The metabolic, virulence and antimicrobial resistance profiles of colonising Streptococcus pneumoniae shift after PCV13 introduction in urban Malawi.
Obolski U., Swarthout TD., Kalizang'oma A., Mwalukomo TS., Chan JM., Weight CM., Brown C., Cave R., Cornick J., Kamng'ona AW., Msefula J., Ercoli G., Brown JS., Lourenço J., Maiden MC., French N., Gupta S., Heyderman RS.

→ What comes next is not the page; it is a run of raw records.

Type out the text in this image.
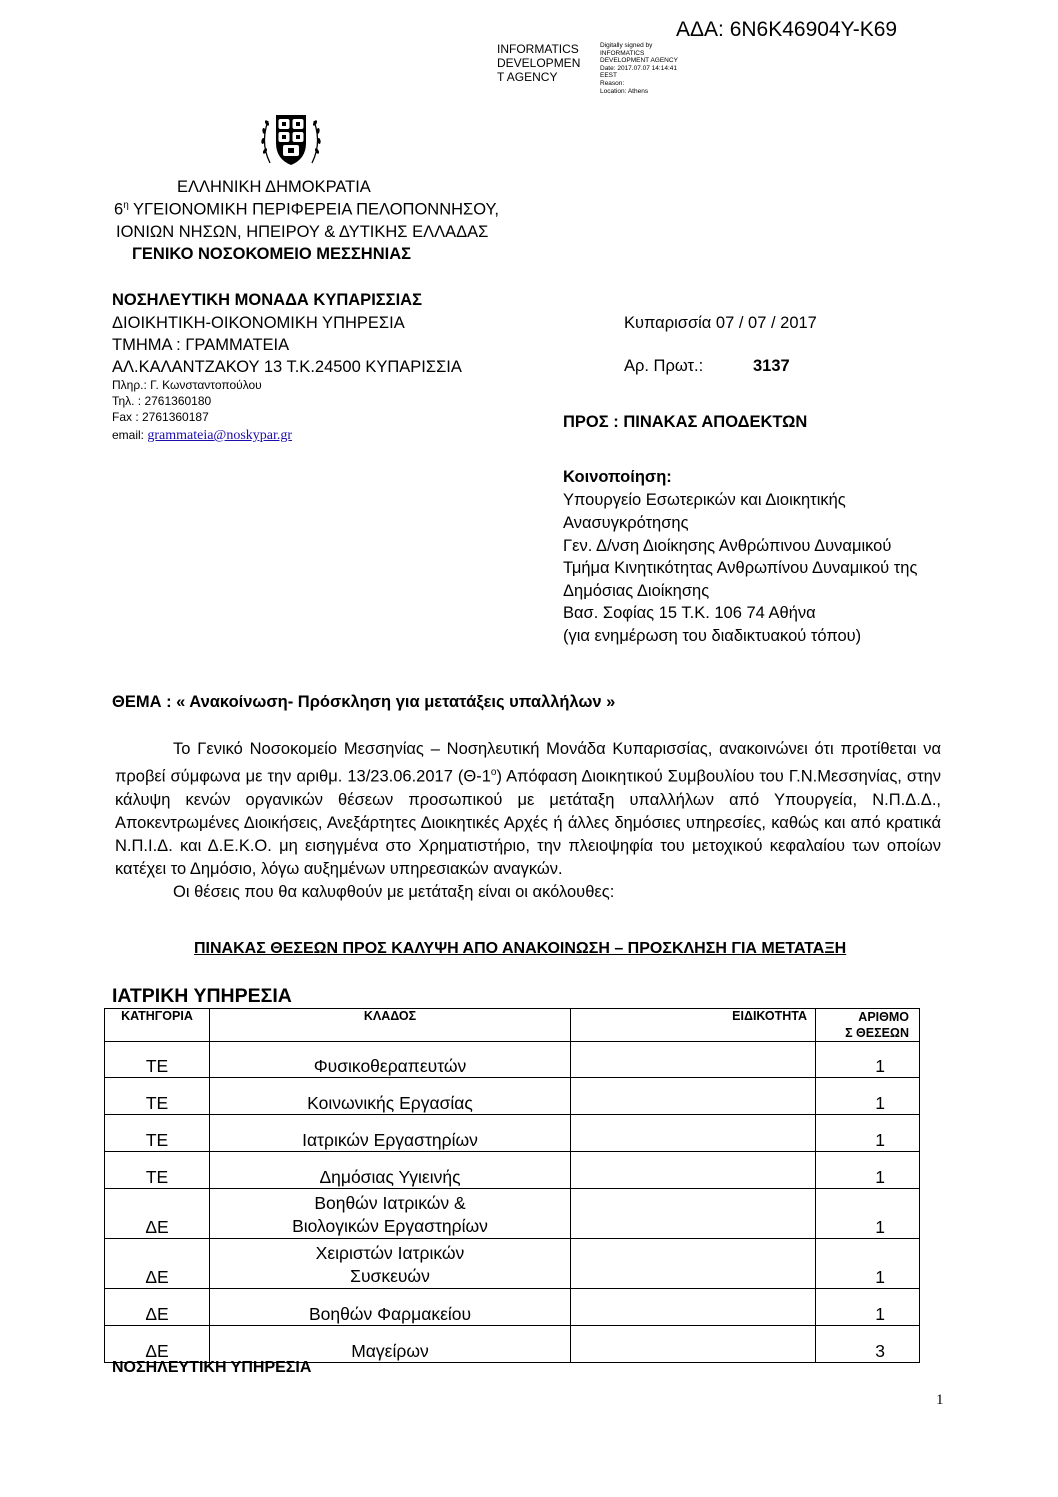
ΑΔΑ: 6Ν6Κ46904Υ-Κ69
INFORMATICS
DEVELOPMEN
T AGENCY
Digitally signed by
INFORMATICS
DEVELOPMENT AGENCY
Date: 2017.07.07 14:14:41
EEST
Reason:
Location: Athens
ΕΛΛΗΝΙΚΗ ΔΗΜΟΚΡΑΤΙΑ
$6^\eta$ ΥΓΕΙΟΝΟΜΙΚΗ ΠΕΡΙΦΕΡΕΙΑ ΠΕΛΟΠΟΝΝΗΣΟΥ,
ΙΟΝΙΩΝ ΝΗΣΩΝ, ΗΠΕΙΡΟΥ & ΔΥΤΙΚΗΣ ΕΛΛΑΔΑΣ
ΓΕΝΙΚΟ ΝΟΣΟΚΟΜΕΙΟ ΜΕΣΣΗΝΙΑΣ
ΝΟΣΗΛΕΥΤΙΚΗ ΜΟΝΑΔΑ ΚΥΠΑΡΙΣΣΙΑΣ
ΔΙΟΙΚΗΤΙΚΗ-ΟΙΚΟΝΟΜΙΚΗ ΥΠΗΡΕΣΙΑ
ΤΜΗΜΑ : ΓΡΑΜΜΑΤΕΙΑ
ΑΛ.ΚΑΛΑΝΤΖΑΚΟΥ 13 Τ.Κ.24500 ΚΥΠΑΡΙΣΣΙΑ
Πληρ.: Γ. Κωνσταντοπούλου
Τηλ. : 2761360180
Fax : 2761360187
email: grammateia@noskypar.gr
Κυπαρισσία 07 / 07 / 2017
Αρ. Πρωτ.:	3137
ΠΡΟΣ : ΠΙΝΑΚΑΣ ΑΠΟΔΕΚΤΩΝ
Κοινοποίηση:
Υπουργείο Εσωτερικών και Διοικητικής
Ανασυγκρότησης
Γεν. Δ/νση Διοίκησης Ανθρώπινου Δυναμικού
Τμήμα Κινητικότητας Ανθρωπίνου Δυναμικού της
Δημόσιας Διοίκησης
Βασ. Σοφίας 15 Τ.Κ. 106 74 Αθήνα
(για ενημέρωση του διαδικτυακού τόπου)
ΘΕΜΑ : « Ανακοίνωση- Πρόσκληση για μετατάξεις υπαλλήλων »

Το Γενικό Νοσοκομείο Μεσσηνίας – Νοσηλευτική Μονάδα Κυπαρισσίας, ανακοινώνει ότι προτίθεται να προβεί σύμφωνα με την αριθμ. 13/23.06.2017 $(\Theta-1^o)$ Απόφαση Διοικητικού Συμβουλίου του Γ.Ν.Μεσσηνίας, στην κάλυψη κενών οργανικών θέσεων προσωπικού με μετάταξη υπαλλήλων από Υπουργεία, Ν.Π.Δ.Δ., Αποκεντρωμένες Διοικήσεις, Ανεξάρτητες Διοικητικές Αρχές ή άλλες δημόσιες υπηρεσίες, καθώς και από κρατικά Ν.Π.Ι.Δ. και Δ.Ε.Κ.Ο. μη εισηγμένα στο Χρηματιστήριο, την πλειοψηφία του μετοχικού κεφαλαίου των οποίων κατέχει το Δημόσιο, λόγω αυξημένων υπηρεσιακών αναγκών.

Οι θέσεις που θα καλυφθούν με μετάταξη είναι οι ακόλουθες:

ΠΙΝΑΚΑΣ ΘΕΣΕΩΝ ΠΡΟΣ ΚΑΛΥΨΗ ΑΠΟ ΑΝΑΚΟΙΝΩΣΗ – ΠΡΟΣΚΛΗΣΗ ΓΙΑ ΜΕΤΑΤΑΞΗ
ΙΑΤΡΙΚΗ ΥΠΗΡΕΣΙΑ
ΚΑΤΗΓΟΡΙΑ	ΚΛΑΔΟΣ	ΕΙΔΙΚΟΤΗΤΑ	ΑΡΙΘΜΟ
Σ ΘΕΣΕΩΝ

ΤΕ	Φυσικοθεραπευτών		1
ΤΕ	Κοινωνικής Εργασίας		1
ΤΕ	Ιατρικών Εργαστηρίων		1
ΤΕ	Δημόσιας Υγιεινής		1
ΔΕ	Βοηθών Ιατρικών &
Βιολογικών Εργαστηρίων		1
ΔΕ	Χειριστών Ιατρικών
Συσκευών		1
ΔΕ	Βοηθών Φαρμακείου		1
ΔΕ	Μαγείρων		3
ΝΟΣΗΛΕΥΤΙΚΗ ΥΠΗΡΕΣΙΑ
1
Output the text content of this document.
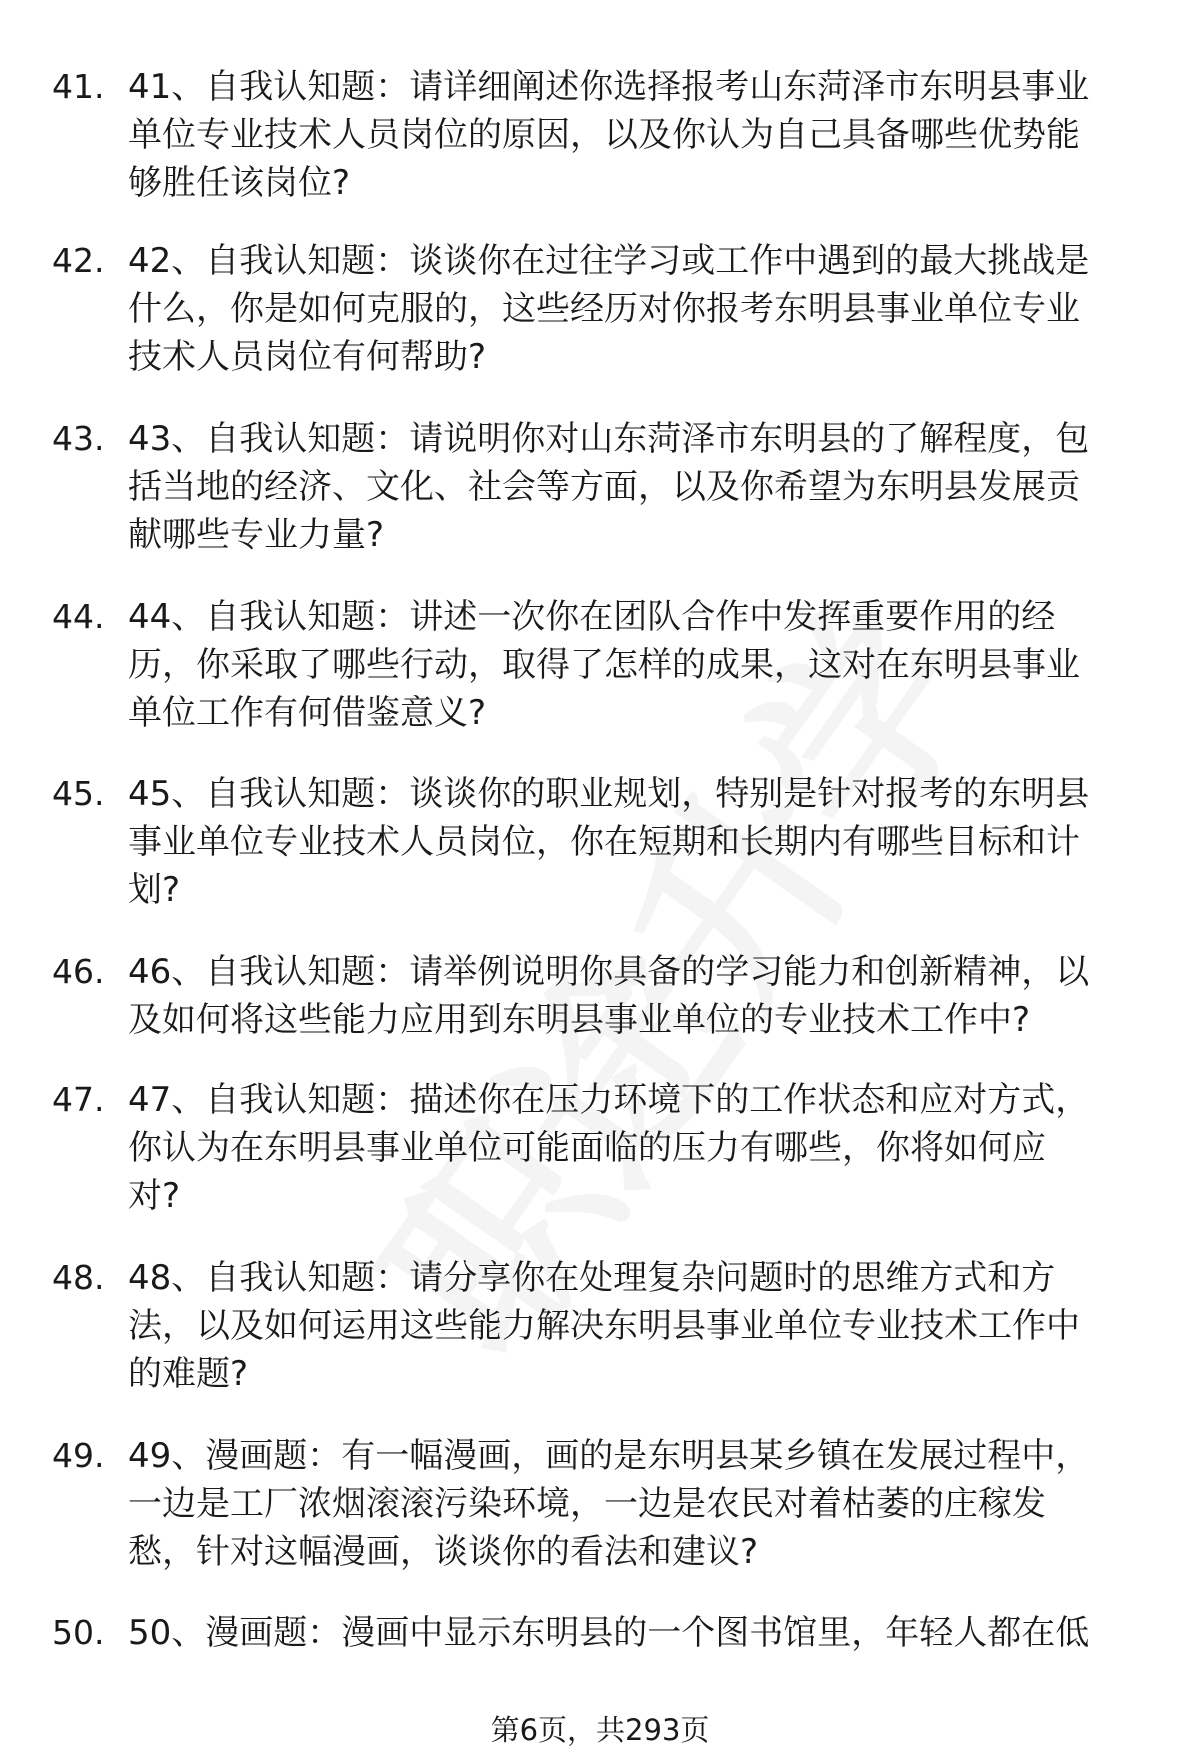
41. 41、自我认知题：请详细阐述你选择报考山东菏泽市东明县事业
单位专业技术人员岗位的原因，以及你认为自己具备哪些优势能
够胜任该岗位?
42. 42、自我认知题：谈谈你在过往学习或工作中遇到的最大挑战是
什么，你是如何克服的，这些经历对你报考东明县事业单位专业
技术人员岗位有何帮助?
43. 43、自我认知题：请说明你对山东菏泽市东明县的了解程度，包
括当地的经济、文化、社会等方面，以及你希望为东明县发展贡
献哪些专业力量?
44. 44、自我认知题：讲述一次你在团队合作中发挥重要作用的经
历，你采取了哪些行动，取得了怎样的成果，这对在东明县事业
单位工作有何借鉴意义?
45. 45、自我认知题：谈谈你的职业规划，特别是针对报考的东明县
事业单位专业技术人员岗位，你在短期和长期内有哪些目标和计
划?
46. 46、自我认知题：请举例说明你具备的学习能力和创新精神，以
及如何将这些能力应用到东明县事业单位的专业技术工作中?
47. 47、自我认知题：描述你在压力环境下的工作状态和应对方式，
你认为在东明县事业单位可能面临的压力有哪些，你将如何应
对?
48. 48、自我认知题：请分享你在处理复杂问题时的思维方式和方
法，以及如何运用这些能力解决东明县事业单位专业技术工作中
的难题?
49. 49、漫画题：有一幅漫画，画的是东明县某乡镇在发展过程中，
一边是工厂浓烟滚滚污染环境，一边是农民对着枯萎的庄稼发
愁，针对这幅漫画，谈谈你的看法和建议?
50. 50、漫画题：漫画中显示东明县的一个图书馆里，年轻人都在低
第6页，共293页
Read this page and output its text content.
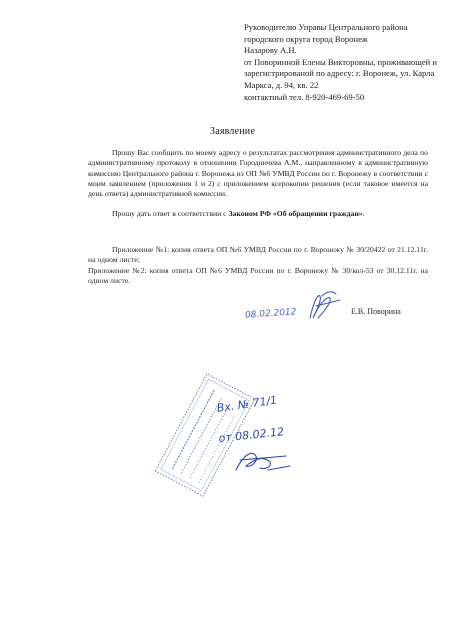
Руководителю Управы Центрального района
городского округа город Воронеж
Назарову А.Н.
от Поворинной Елены Викторовны, проживающей и
зарегистрированой по адресу: г. Воронеж, ул. Карла
Маркса, д. 94, кв. 22
контактный тел. 8-920-469-69-50
Заявление

Прошу Вас сообщить по моему адресу о результатах рассмотрения административного дела по административному протоколу в отношении Городничева А.М., направленному в административную комиссию Центрального района г. Воронежа из ОП №6 УМВД России по г. Воронежу в соответствии с моим заявлением (приложения 1 и 2) с приложением ксерокопии решения (если таковое имеется на день ответа) административной комиссии.

Прошу дать ответ в соответствии с Законом РФ «Об обращении граждан».

Приложение №1: копия ответа ОП №6 УМВД России по г. Воронежу № 30/20422 от 21.12.11г. на одном листе;

Приложение №2: копия ответа ОП №6 УМВД России по г. Воронежу № 30/кол-53 от 30.12.11г. на одном листе.

08.02.2012	Е.В. Поворина
Вх. № 71/1
от 08.02.12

Streptococcus pneumoniae causes substantial mortality among children under 5-years-old worldwide. Polysaccharide conjugate vaccines (PCVs) are highly effective at reducing vaccine serotype disease, but emergence of non-vaccine serotypes and persistent nasopharyngeal carriage threaten this success. We investigated the hypothesis that following vaccine, adapted pneumococcal genotypes emerge with the potential for vaccine escape. We genome sequenced 2804 penumococcal isolates, collected 4-8 years after introduction of PCV13 in Blantyre, Malawi. We developed a pipeline to cluster the pneumococcal population based on metabolic core genes into "Metabolic genotypes" (MTs). We show that S. pneumoniae population genetics are characterised by emergence of MTs with distinct virulence and antimicrobial resistance (AMR) profiles. Preliminary in vitro and murine experiments revealed that representative isolates from emerging MTs differed in growth, haemolytic, epithelial infection, and murine colonisation characteristics. Our results suggest that in the context of PCV13 introduction, pneumococcal population dynamics had shifted, a phenomenon that could further undermine vaccine control and promote spread of AMR.